One argument that I can think of is that cash really is the property of the government, so they can outlaw it if they wish. However, when they outlaw it, they make its value decline, perhaps to zero, which is probably not the effect that they want. If no legitimate business or store accepts cash, then it no longer has value, since it buys nothing. It becomes just another type of historical relic like Confederate bills.

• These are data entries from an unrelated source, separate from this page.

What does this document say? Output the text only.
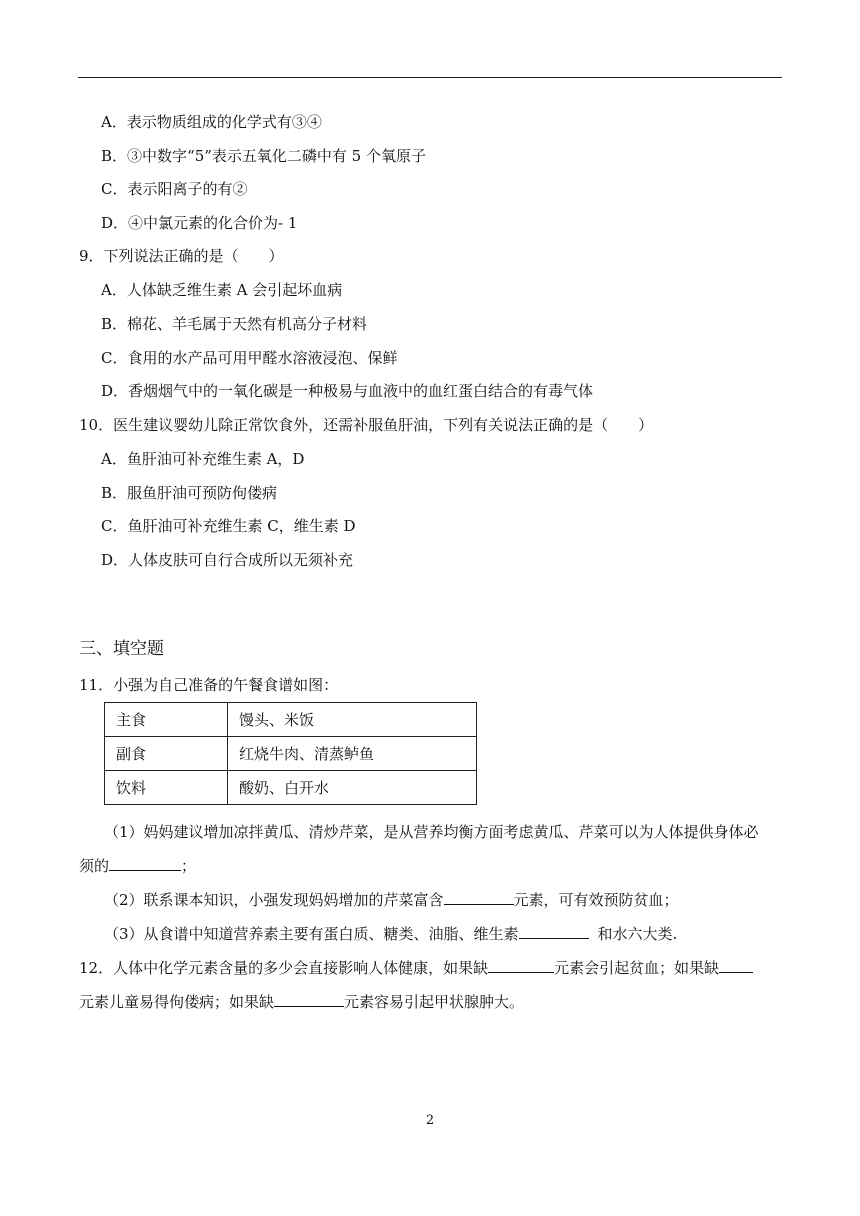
A．表示物质组成的化学式有③④
B．③中数字“5”表示五氧化二磷中有 5 个氧原子
C．表示阳离子的有②
D．④中氯元素的化合价为- 1
9．下列说法正确的是（　　）
A．人体缺乏维生素 A 会引起坏血病
B．棉花、羊毛属于天然有机高分子材料
C．食用的水产品可用甲醛水溶液浸泡、保鲜
D．香烟烟气中的一氧化碳是一种极易与血液中的血红蛋白结合的有毒气体
10．医生建议婴幼儿除正常饮食外，还需补服鱼肝油，下列有关说法正确的是（　　）
A．鱼肝油可补充维生素 A，D
B．服鱼肝油可预防佝偻病
C．鱼肝油可补充维生素 C，维生素 D
D．人体皮肤可自行合成所以无须补充
三、填空题
11．小强为自己准备的午餐食谱如图：
主食	馒头、米饭
副食	红烧牛肉、清蒸鲈鱼
饮料	酸奶、白开水
（1）妈妈建议增加凉拌黄瓜、清炒芹菜，是从营养均衡方面考虑黄瓜、芹菜可以为人体提供身体必
须的	；
（2）联系课本知识，小强发现妈妈增加的芹菜富含	元素，可有效预防贫血；
（3）从食谱中知道营养素主要有蛋白质、糖类、油脂、维生素	和水六大类.
12．人体中化学元素含量的多少会直接影响人体健康，如果缺	元素会引起贫血；如果缺
元素儿童易得佝偻病；如果缺	元素容易引起甲状腺肿大。
2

Electronic money will have value, of course, since it can be used to buy things or pay bills, but the problem is that many people will not have any electronic money, or more likely, will not have enough to survive. Only people operating within the financial system, such as government workers or corporate drones, will be able to operate normally within the electronic money system. Everyone else will either have to be supported on government hand-outs, or black market. This will create a "virtual ghetto," with people needing to rob or loot just to survive. It's not surprising that we saw rioters stealing toilet paper, because if you need toilet paper and you have no money whatsoever, you are not thinking about stealing high-value items. You are just trying to get by day to day.

If even small amounts of cash are outlawed, people will shift to something else for private transactions. Many people would have no way to survive otherwise. According to myth, containers of Tide detergent are used as currency among drug dealers in the ghetto, which if true, is a good illustration of this principle. These people are not going to worry too much whether U.S. dollars or Tide detergent are made illegal, since they are operating 100% black market anyways.

Personally I would not consider Tide to be a good form of currency, since it is too bulky and heavy, so they must be rather desperate to use it. Small "junk silver" coins strike me as a much better form, since silver dimes or quarters are small and light, but represent a reasonable sum of money for small-scale transactions. You could buy a loaf of bread for a dime, or a can of coffee for a quarter, approximately. People would work out the exchange rate rather quickly if necessary.

Sat, 05/09/2015 - 17:50 | 6076593 GreatUncle
GreatUncle's picture

Agree just need to add as has been shown by the bankster class "why would you want to leave your money with thieves"?